The way back will be long. We need to keep the economic radicalism, ditch the politics that drove voters’ fears over national security, and transform the Labour Party into something that thinks and acts more like a social movement.
Each of these tasks needs detailed work and time. The alliance that can make it happen is pretty obvious: the non-Stalinist left needs to build stronger working relationships with the soft left and the Labour centre.

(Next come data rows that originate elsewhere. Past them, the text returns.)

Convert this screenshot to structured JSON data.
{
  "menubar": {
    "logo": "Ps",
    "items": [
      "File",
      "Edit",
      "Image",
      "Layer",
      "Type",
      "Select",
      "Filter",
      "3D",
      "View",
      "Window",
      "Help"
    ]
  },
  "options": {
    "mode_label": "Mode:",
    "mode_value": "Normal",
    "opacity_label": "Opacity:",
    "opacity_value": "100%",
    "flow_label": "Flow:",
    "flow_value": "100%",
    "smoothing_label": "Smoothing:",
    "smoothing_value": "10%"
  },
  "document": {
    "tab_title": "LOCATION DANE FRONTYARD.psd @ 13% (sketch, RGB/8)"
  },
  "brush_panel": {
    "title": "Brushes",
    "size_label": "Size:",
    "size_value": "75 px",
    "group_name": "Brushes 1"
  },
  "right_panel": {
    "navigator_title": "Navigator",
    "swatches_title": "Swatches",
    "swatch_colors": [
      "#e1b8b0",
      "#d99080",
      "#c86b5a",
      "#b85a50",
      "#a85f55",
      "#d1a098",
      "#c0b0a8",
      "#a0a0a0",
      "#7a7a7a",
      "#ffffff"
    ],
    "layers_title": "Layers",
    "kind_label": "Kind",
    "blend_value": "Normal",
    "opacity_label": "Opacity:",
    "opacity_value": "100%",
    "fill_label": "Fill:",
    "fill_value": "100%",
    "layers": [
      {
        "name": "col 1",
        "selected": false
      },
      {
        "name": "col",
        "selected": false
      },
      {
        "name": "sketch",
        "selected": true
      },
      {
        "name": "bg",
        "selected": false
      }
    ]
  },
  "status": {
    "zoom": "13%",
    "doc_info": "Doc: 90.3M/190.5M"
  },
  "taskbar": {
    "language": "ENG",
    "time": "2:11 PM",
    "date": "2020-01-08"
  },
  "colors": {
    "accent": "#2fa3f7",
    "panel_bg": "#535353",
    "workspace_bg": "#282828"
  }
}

As for the leadership, the scale of the defeat and the populist nature of the government we face means we must now take into account personal qualities like stature, resilience and the ability to inspire hope. I’m proud of Jeremy Corbyn for standing up to a horrific campaign of vilification and intimidation. He ended the neoliberal grip on party policy decisively, to the point where even his enemies realise there is no going back. He dragged the party enthusiastically towards a radical green agenda. And on 32 per cent last night, Labour is still one of the most successful social democratic parties in Europe.
But Corbyn never understood what a left populist has to be. He never was able to express the gut hatred of political institutions and the rich that might have inspired workers in small English towns. Once the rift within Corbynism became irreconcilable, his officials built a wall around him where they should have built a network.
Of course we need “reflection” — but the best form of reflection is debate, theory, openness — to academic evidence and polls. And the leadership apparatus around Corbyn doesn’t really do theory and openness. So Jeremy needs to step down soon and install a caretaker leader with a different apparatus.
And soon — before the 2020 local council elections — we need a new leader of the opposition. They have to be a person of stature and experience to withstand what’s coming. They have to be someone who can unite the Labour centre and the left. Not many of the contenders fit that bill.